I sismi verificatisi nella Liguria occidentale sono stati più numerosi e più rovinosi che quelli verificatisi nella Liguria orientale, e già nei tempi antichi gli abitanti costieri, al fine di attenuare i danni costruirono archetti lungo le vie dei borghi a rinforzo e sostegno dei muri principali delle case.
  • 1963, 19 luglio: alle ore 6,46, la terra trema sull’arco della riviera ligure, sulla costa azzurra, in Piemonte e nella zona delle Alpi Marittime, per qualche decina di m” ad intermittenza, fino alle ore 7,10 circa. Il sisma viene calcolato approssimativamente tra il 7° e l°8° grado della scala Mercalli, numerosi gli edifici lesionati. Alla stessa ora sono registrate tre scosse (due a carattere ondulatorio e una a carattere sussultorio).
  • 1968, 18 aprile: alle ore 20,38, una forte scossa sismica di circa 3 m”, di carattere ondulatorio, viene calcolata del 4° grado della scala Mercalli; il fenomeno interessa tutta la fascia alpina, le provincie d’Imperia, Cuneo, Savona e altre località limitrofe. A Porto Maurizio, Oneglia, Diano Marina e Alassio, la scossa si manifesta prima in senso ondulatorio e poi in senso sussultorio. Nella stessa ora del sisma, sulla costa di Alassio si manifesta un piccolo maremoto, sollevando onde di quasi tre metri, mentre prima il mare era calmo e liscio. Ritiratesi scoprendo interamente la battigia, le acque ritornarono con violenza sulla spiaggia. In Val Merula erano state avvertite scosse la sera prima.

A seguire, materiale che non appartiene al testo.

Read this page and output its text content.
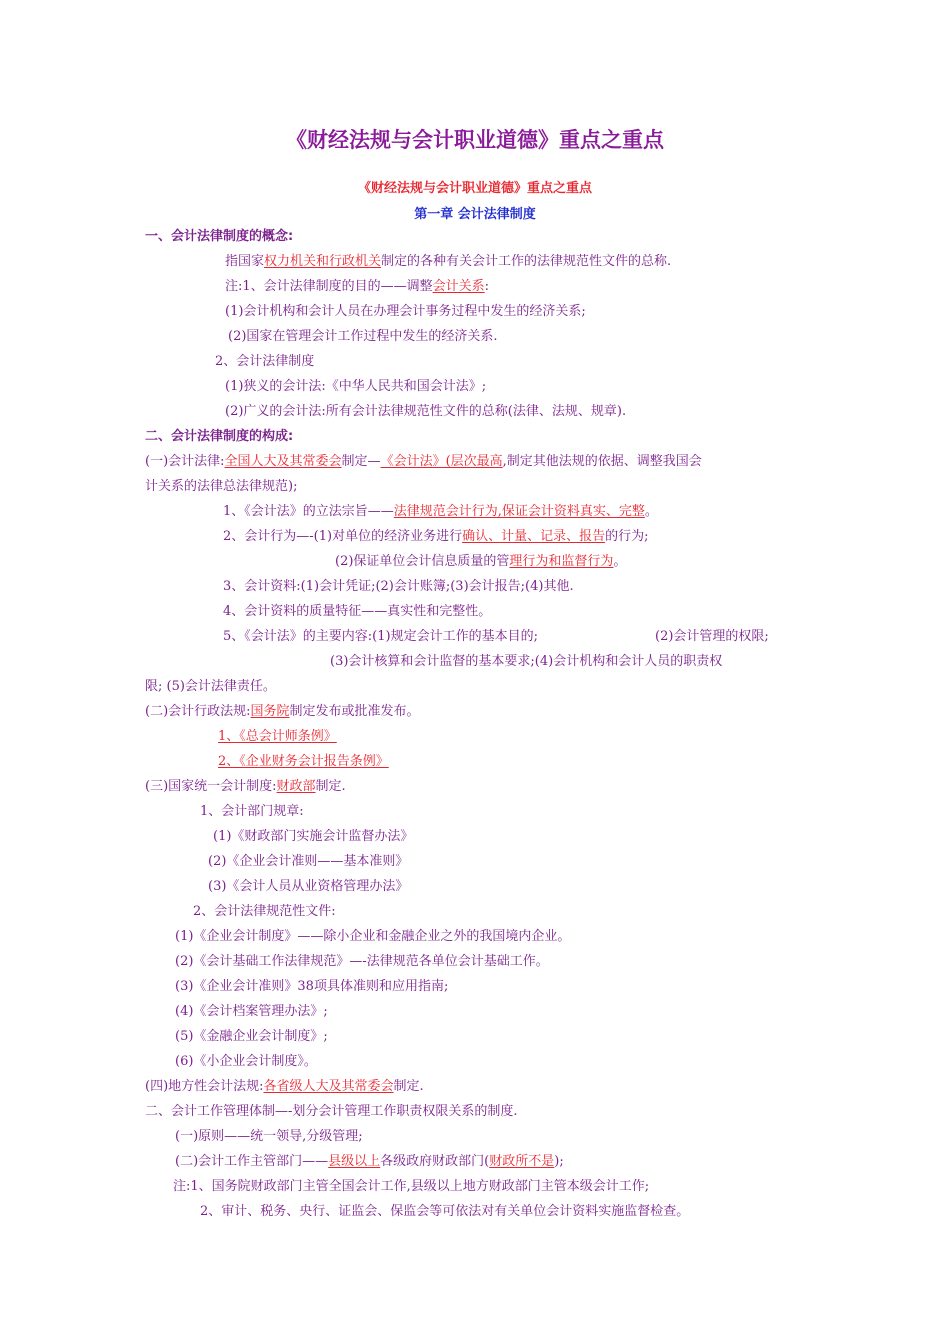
《财经法规与会计职业道德》重点之重点
《财经法规与会计职业道德》重点之重点
第一章 会计法律制度
一、会计法律制度的概念:
指国家权力机关和行政机关制定的各种有关会计工作的法律规范性文件的总称.
注:1、会计法律制度的目的——调整会计关系:
(1)会计机构和会计人员在办理会计事务过程中发生的经济关系;
(2)国家在管理会计工作过程中发生的经济关系.
2、会计法律制度
(1)狭义的会计法:《中华人民共和国会计法》;
(2)广义的会计法:所有会计法律规范性文件的总称(法律、法规、规章).
二、会计法律制度的构成:
(一)会计法律:全国人大及其常委会制定—《会计法》(层次最高,制定其他法规的依据、调整我国会
计关系的法律总法律规范);
1、《会计法》的立法宗旨——法律规范会计行为,保证会计资料真实、完整。
2、会计行为—-(1)对单位的经济业务进行确认、计量、记录、报告的行为;
(2)保证单位会计信息质量的管理行为和监督行为。
3、会计资料:(1)会计凭证;(2)会计账簿;(3)会计报告;(4)其他.
4、会计资料的质量特征——真实性和完整性。
5、《会计法》的主要内容:(1)规定会计工作的基本目的;	(2)会计管理的权限;
(3)会计核算和会计监督的基本要求;(4)会计机构和会计人员的职责权
限; (5)会计法律责任。
(二)会计行政法规:国务院制定发布或批准发布。
1、《总会计师条例》
2、《企业财务会计报告条例》
(三)国家统一会计制度:财政部制定.
1、会计部门规章:
(1)《财政部门实施会计监督办法》
(2)《企业会计准则——基本准则》
(3)《会计人员从业资格管理办法》
2、会计法律规范性文件:
(1)《企业会计制度》——除小企业和金融企业之外的我国境内企业。
(2)《会计基础工作法律规范》—-法律规范各单位会计基础工作。
(3)《企业会计准则》38项具体准则和应用指南;
(4)《会计档案管理办法》;
(5)《金融企业会计制度》;
(6)《小企业会计制度》。
(四)地方性会计法规:各省级人大及其常委会制定.
二、会计工作管理体制—-划分会计管理工作职责权限关系的制度.
(一)原则——统一领导,分级管理;
(二)会计工作主管部门——县级以上各级政府财政部门(财政所不是);
注:1、国务院财政部门主管全国会计工作,县级以上地方财政部门主管本级会计工作;
2、审计、税务、央行、证监会、保监会等可依法对有关单位会计资料实施监督检查。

  • 1968, 28 maggio: alle ore 7,20, una scossa molto accentuata nell’Imperiese; la prima del 3,9 grado della scala Mercalli, con andamento sussultorio, dura circa 2 m” e provoca molte lesioni a vecchie case di Borgo Peri. Alle ore 10,20, la seconda dura circa 1 m” ed è avvertita in modo notevole nella valle Impero.
  • 1968, 6 settembre: la terra trema più volte nel Savonese e nell’Imperiese. L’epicentro è calcolato al largo di Loano. La prima scossa, alle ore 8, particolarmente forte; la seconda, ore 12, la terza alle 13, la quarta provoca ondeggiamenti di lampadari; la quinta, alle ore 20, è avvertita ai piani alti e la sesta alle ore 22,30, interessa seriamente Diano Marina, ove si manifesta con violenza. Seguono altre scosse alle ore 12 del giorno 18. Nel Savonese si susseguono dodici scosse tra le ore 13 del 6 e le ore 19 del 7 (3° grado della scala Mercalli).
  • 1971, Capodanno: una forte scossa di terremoto scuote la Liguria ed un’altra simile, con gli stessi effetti, si ripete alle ore 0,26 del 19 gennaio 1972. La più colpita è la riviera di ponente. Il sisma suscita panico tra la popolazione già allarmata dal preoccupante ripetersi del fenomeno. Si segnalano danni agli edifici, molte aule scolastiche e alcune chiese vengono chiuse. Per parecchie notti, nonostante il freddo, la gente dorme nelle automobili. Ancora una volta l’epicentro del sisma è calcolato in mare, al largo della costa dell’estrema Liguria occidentale.
  • 1986, metà di ottobre: in occasione di un eclisse lunare, nella Riviera di Ponente si verificano ripetute lievi scosse sismiche.